HOLLADAY — Holladay residents concerned about a new development planned for their city turned in their petition Thursday seeking a referendum that would put the project up for a vote, the Salt Lake County Clerk’s office confirmed.
For Brett Stohlton, one of the organizers of the group Unite For Holladay, which collected signatures, the petition proved many Holladay residents’ willingness to “contribute to the community.”
In May, the Holladay City Council approved a proposal by Ivory Homes and Woodbury Corp. to build a mixed-use city center on the site of the old Cottonwood Mall, prompting Stohlton and others to start the petition.
The development plans include 775 apartments, with a maximum height of 90 feet, or seven stories. The plan also includes up to 210 total residential units, including 79 single-family homes, 22 units of brownstone-style homes, 39 units described as “Creekside Manor” homes, and up to 40 retail shops and restaurants.
Stohlton in June said the development would drop an uncharacteristically dense community in the heart of a “bedroom community that has more of a rural feel.”
“It’s been a lot of hard work over the last 45 days. Fortunately, we’ve had over 100 volunteers making great personal sacrifice to contribute to the community, to engage their neighbors and other residents of Holladay,” Stohlton said Thursday.
“And it’s fun at the end of that pathway to see an end result where we gathered close to 8,000 signatures from voters in Holladay, and that represents close to 50 percent of the voters in Holladay that participated in the last presidential election,” he said.

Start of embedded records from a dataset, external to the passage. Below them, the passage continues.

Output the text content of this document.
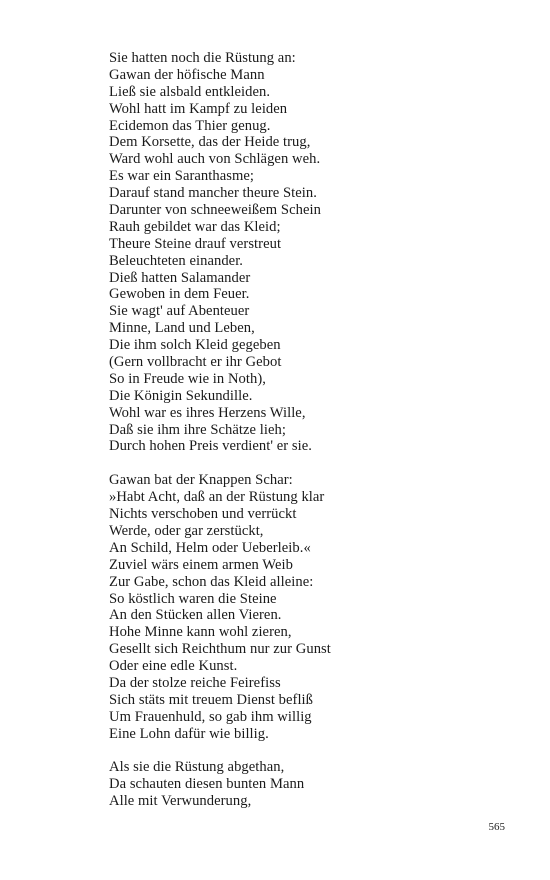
Sie hatten noch die Rüstung an:
Gawan der höfische Mann
Ließ sie alsbald entkleiden.
Wohl hatt im Kampf zu leiden
Ecidemon das Thier genug.
Dem Korsette, das der Heide trug,
Ward wohl auch von Schlägen weh.
Es war ein Saranthasme;
Darauf stand mancher theure Stein.
Darunter von schneeweißem Schein
Rauh gebildet war das Kleid;
Theure Steine drauf verstreut
Beleuchteten einander.
Dieß hatten Salamander
Gewoben in dem Feuer.
Sie wagt' auf Abenteuer
Minne, Land und Leben,
Die ihm solch Kleid gegeben
(Gern vollbracht er ihr Gebot
So in Freude wie in Noth),
Die Königin Sekundille.
Wohl war es ihres Herzens Wille,
Daß sie ihm ihre Schätze lieh;
Durch hohen Preis verdient' er sie.
Gawan bat der Knappen Schar:
»Habt Acht, daß an der Rüstung klar
Nichts verschoben und verrückt
Werde, oder gar zerstückt,
An Schild, Helm oder Ueberleib.«
Zuviel wärs einem armen Weib
Zur Gabe, schon das Kleid alleine:
So köstlich waren die Steine
An den Stücken allen Vieren.
Hohe Minne kann wohl zieren,
Gesellt sich Reichthum nur zur Gunst
Oder eine edle Kunst.
Da der stolze reiche Feirefiss
Sich stäts mit treuem Dienst befliß
Um Frauenhuld, so gab ihm willig
Eine Lohn dafür wie billig.
Als sie die Rüstung abgethan,
Da schauten diesen bunten Mann
Alle mit Verwunderung,
565
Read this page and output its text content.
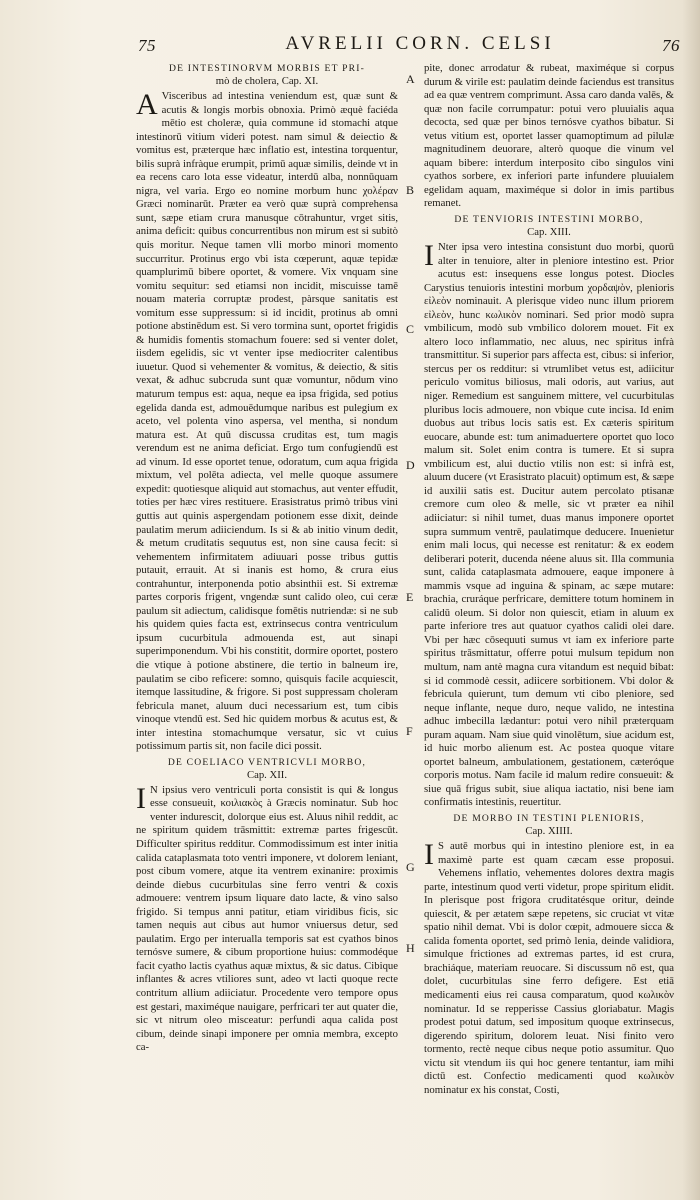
75	AVRELII CORN. CELSI	76

DE INTESTINORVM MORBIS ET PRI-

mò de cholera, Cap. XI.

A Visceribus ad intestina veniendum est, quæ sunt & acutis & longis morbis obnoxia. Primò æquè faciéda mētio est choleræ, quia commune id stomachi atque intestinorū vitium videri potest. nam simul & deiectio & vomitus est, præterque hæc inflatio est, intestina torquentur, bilis suprà infràque erumpit, primū aquæ similis, deinde vt in ea recens caro lota esse videatur, interdū alba, nonnūquam nigra, vel varia. Ergo eo nomine morbum hunc χολέραν Græci nominarūt. Præter ea verò quæ suprà comprehensa sunt, sæpe etiam crura manusque cōtrahuntur, vrget sitis, anima deficit: quibus concurrentibus non mirum est si subitò quis moritur. Neque tamen vlli morbo minori momento succurritur. Protinus ergo vbi ista cœperunt, aquæ tepidæ quamplurimū bibere oportet, & vomere. Vix vnquam sine vomitu sequitur: sed etiamsi non incidit, miscuisse tamē nouam materia corruptæ prodest, pàrsque sanitatis est vomitum esse suppressum: si id incidit, protinus ab omni potione abstinēdum est. Si vero tormina sunt, oportet frigidis & humidis fomentis stomachum fouere: sed si venter dolet, iisdem egelidis, sic vt venter ipse mediocriter calentibus iuuetur. Quod si vehementer & vomitus, & deiectio, & sitis vexat, & adhuc subcruda sunt quæ vomuntur, nōdum vino maturum tempus est: aqua, neque ea ipsa frigida, sed potius egelida danda est, admouēdumque naribus est pulegium ex aceto, vel polenta vino aspersa, vel mentha, si nondum matura est. At quū discussa cruditas est, tum magis verendum est ne anima deficiat. Ergo tum confugiendū est ad vinum. Id esse oportet tenue, odoratum, cum aqua frigida mixtum, vel polēta adiecta, vel melle quoque assumere expedit: quotiesque aliquid aut stomachus, aut venter effudit, toties per hæc vires restituere. Erasistratus primò tribus vini guttis aut quinis aspergendam potionem esse dixit, deinde paulatim merum adiiciendum. Is si & ab initio vinum dedit, & metum cruditatis sequutus est, non sine causa fecit: si vehementem infirmitatem adiuuari posse tribus guttis putauit, errauit. At si inanis est homo, & crura eius contrahuntur, interponenda potio absinthii est. Si extremæ partes corporis frigent, vngendæ sunt calido oleo, cui ceræ paulum sit adiectum, calidisque fomētis nutriendæ: si ne sub his quidem quies facta est, extrinsecus contra ventriculum ipsum cucurbitula admouenda est, aut sinapi superimponendum. Vbi his constitit, dormire oportet, postero die vtique à potione abstinere, die tertio in balneum ire, paulatim se cibo reficere: somno, quisquis facile acquiescit, itemque lassitudine, & frigore. Si post suppressam choleram febricula manet, aluum duci necessarium est, tum cibis vinoque vtendū est. Sed hic quidem morbus & acutus est, & inter intestina stomachumque versatur, sic vt cuius potissimum partis sit, non facile dici possit.

DE COELIACO VENTRICVLI MORBO,

Cap. XII.

I N ipsius vero ventriculi porta consistit is qui & longus esse consueuit, κοιλιακὸς à Græcis nominatur. Sub hoc venter indurescit, dolorque eius est. Aluus nihil reddit, ac ne spiritum quidem trāsmittit: extremæ partes frigescūt. Difficulter spiritus redditur. Commodissimum est inter initia calida cataplasmata toto ventri imponere, vt dolorem leniant, post cibum vomere, atque ita ventrem exinanire: proximis deinde diebus cucurbitulas sine ferro ventri & coxis admouere: ventrem ipsum liquare dato lacte, & vino salso frigido. Si tempus anni patitur, etiam viridibus ficis, sic tamen nequis aut cibus aut humor vniuersus detur, sed paulatim. Ergo per interualla temporis sat est cyathos binos ternósve sumere, & cibum proportione huius: commodéque facit cyatho lactis cyathus aquæ mixtus, & sic datus. Cibique inflantes & acres vtiliores sunt, adeo vt lacti quoque recte contritum allium adiiciatur. Procedente vero tempore opus est gestari, maximéque nauigare, perfricari ter aut quater die, sic vt nitrum oleo misceatur: perfundi aqua calida post cibum, deinde sinapi imponere per omnia membra, excepto ca-

A
B
C
D
E
F
G
H

pite, donec arrodatur & rubeat, maximéque si corpus durum & virile est: paulatim deinde faciendus est transitus ad ea quæ ventrem comprimunt. Assa caro danda valēs, & quæ non facile corrumpatur: potui vero pluuialis aqua decocta, sed quæ per binos ternósve cyathos bibatur. Si vetus vitium est, oportet lasser quamoptimum ad pilulæ magnitudinem deuorare, alterò quoque die vinum vel aquam bibere: interdum interposito cibo singulos vini cyathos sorbere, ex inferiori parte infundere pluuialem egelidam aquam, maximéque si dolor in imis partibus remanet.

DE TENVIORIS INTESTINI MORBO,

Cap. XIII.

I Nter ipsa vero intestina consistunt duo morbi, quorū alter in tenuiore, alter in pleniore intestino est. Prior acutus est: insequens esse longus potest. Diocles Carystius tenuioris intestini morbum χορδαψὸν, plenioris εἰλεὸν nominauit. A plerisque video nunc illum priorem εἰλεὸν, hunc κωλικὸν nominari. Sed prior modò supra vmbilicum, modò sub vmbilico dolorem mouet. Fit ex altero loco inflammatio, nec aluus, nec spiritus infrà transmittitur. Si superior pars affecta est, cibus: si inferior, stercus per os redditur: si vtrumlibet vetus est, adiicitur periculo vomitus biliosus, mali odoris, aut varius, aut niger. Remedium est sanguinem mittere, vel cucurbitulas pluribus locis admouere, non vbique cute incisa. Id enim duobus aut tribus locis satis est. Ex cæteris spiritum euocare, abunde est: tum animaduertere oportet quo loco malum sit. Solet enim contra is tumere. Et si supra vmbilicum est, alui ductio vtilis non est: si infrà est, aluum ducere (vt Erasistrato placuit) optimum est, & sæpe id auxilii satis est. Ducitur autem percolato ptisanæ cremore cum oleo & melle, sic vt præter ea nihil adiiciatur: si nihil tumet, duas manus imponere oportet supra summum ventrē, paulatimque deducere. Inuenietur enim mali locus, qui necesse est renitatur: & ex eodem deliberari poterit, ducenda néene aluus sit. Illa communia sunt, calida cataplasmata admouere, eaque imponere à mammis vsque ad inguina & spinam, ac sæpe mutare: brachia, cruráque perfricare, demittere totum hominem in calidū oleum. Si dolor non quiescit, etiam in aluum ex parte inferiore tres aut quatuor cyathos calidi olei dare. Vbi per hæc cōsequuti sumus vt iam ex inferiore parte spiritus trāsmittatur, offerre potui mulsum tepidum non multum, nam antè magna cura vitandum est nequid bibat: si id commodè cessit, adiicere sorbitionem. Vbi dolor & febricula quierunt, tum demum vti cibo pleniore, sed neque inflante, neque duro, neque valido, ne intestina adhuc imbecilla lædantur: potui vero nihil præterquam puram aquam. Nam siue quid vinolētum, siue acidum est, id huic morbo alienum est. Ac postea quoque vitare oportet balneum, ambulationem, gestationem, cæteróque corporis motus. Nam facile id malum redire consueuit: & siue quā frigus subit, siue aliqua iactatio, nisi bene iam confirmatis intestinis, reuertitur.

DE MORBO IN TESTINI PLENIORIS,

Cap. XIIII.

I S autē morbus qui in intestino pleniore est, in ea maximè parte est quam cæcam esse proposui. Vehemens inflatio, vehementes dolores dextra magis parte, intestinum quod verti videtur, prope spiritum elidit. In plerisque post frigora cruditatésque oritur, deinde quiescit, & per ætatem sæpe repetens, sic cruciat vt vitæ spatio nihil demat. Vbi is dolor cœpit, admouere sicca & calida fomenta oportet, sed primò lenia, deinde validiora, simulque frictiones ad extremas partes, id est crura, brachiáque, materiam reuocare. Si discussum nō est, qua dolet, cucurbitulas sine ferro defigere. Est etiā medicamenti eius rei causa comparatum, quod κωλικὸν nominatur. Id se repperisse Cassius gloriabatur. Magis prodest potui datum, sed impositum quoque extrinsecus, digerendo spiritum, dolorem leuat. Nisi finito vero tormento, rectè neque cibus neque potio assumitur. Quo victu sit vtendum iis qui hoc genere tentantur, iam mihi dictū est. Confectio medicamenti quod κωλικὸν nominatur ex his constat, Costi,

The signature requirement is at least 35 percent of the people who voted in the last presidential election.
Stohlton said the group would continue to collect and turn in signatures until Friday, which is their deadline. They need 5,874 valid signatures. However, even if the county clerk’s office certifies the required number, a referendum for the development still might not be put up to voters.
In June, attorneys for Ivory Homes said they had sent a cease-and-desist letter to groups petitioning against the development, alleging the groups made false representations about the project and gathered signatures outside of polling locations, among other accusations.
Attorney Alan Sullivan, with the law firm Snell & Wilmer, said the issue wasn’t eligible to be placed on the ballot because the City Council hadn’t changed zoning laws to make way for the project.